The passenger side float contacts had barely any tension (they lay almost flat when the float arm was disconnected). As suggested previously, rubbed a Mr. Clean magic eraser on the contacts and contact board though I suspect it was the tension causing the intermittent signal since both surfaces looked clean with no visible yellowing or varnish.

The driver side I didn't even bother completely removing the assembly. I just pulled everything out half way, disconnected, cleaned, re-tensioned the float arm, re-connected and put everything back in. The driver side float contacts still had decent tension (stuck up about 30 degrees when removed) but I bent them a little more just to be sure.

Some tips on the process:

No need to completely remove the back seats.

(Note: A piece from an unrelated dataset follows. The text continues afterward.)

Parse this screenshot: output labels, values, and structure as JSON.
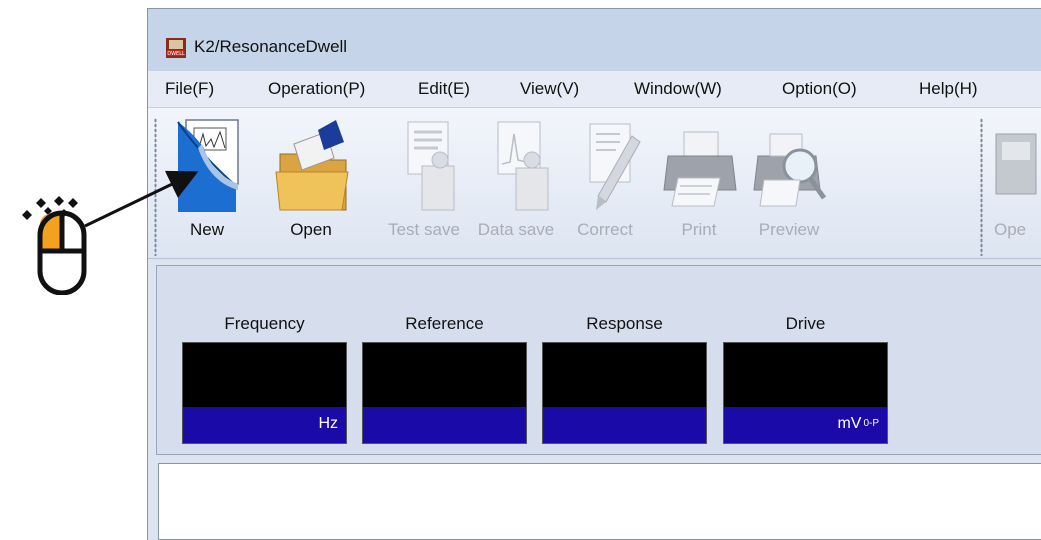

Just undo the bottom bolts, swing the bottom cushions up, buckle the left and right belts, activate the child seat locking by pulling the belts all the way out and then guide the belts over the bottom brackets to hold the cushions up.

I removed the locking rings with a screwdriver and hammer alternating between different notches. I had also bent the tabs slight outward (if you look closely the locking ring has a little triangular point which fits into a bend in each tab and bending the tabs outward helps relieve the tension).

As ti55uck5 suggested, when putting the ring back on, push down on the locking ring and twist each tab slightly until it's on top of the ring. Then you can work on just turning the ring without worrying about holding it down. No need to actually bend the tabs back since I've seen this done on other cars as backup safety (even if the ring somehow manages to twist loose, the bent tabs will prevent it from coming off).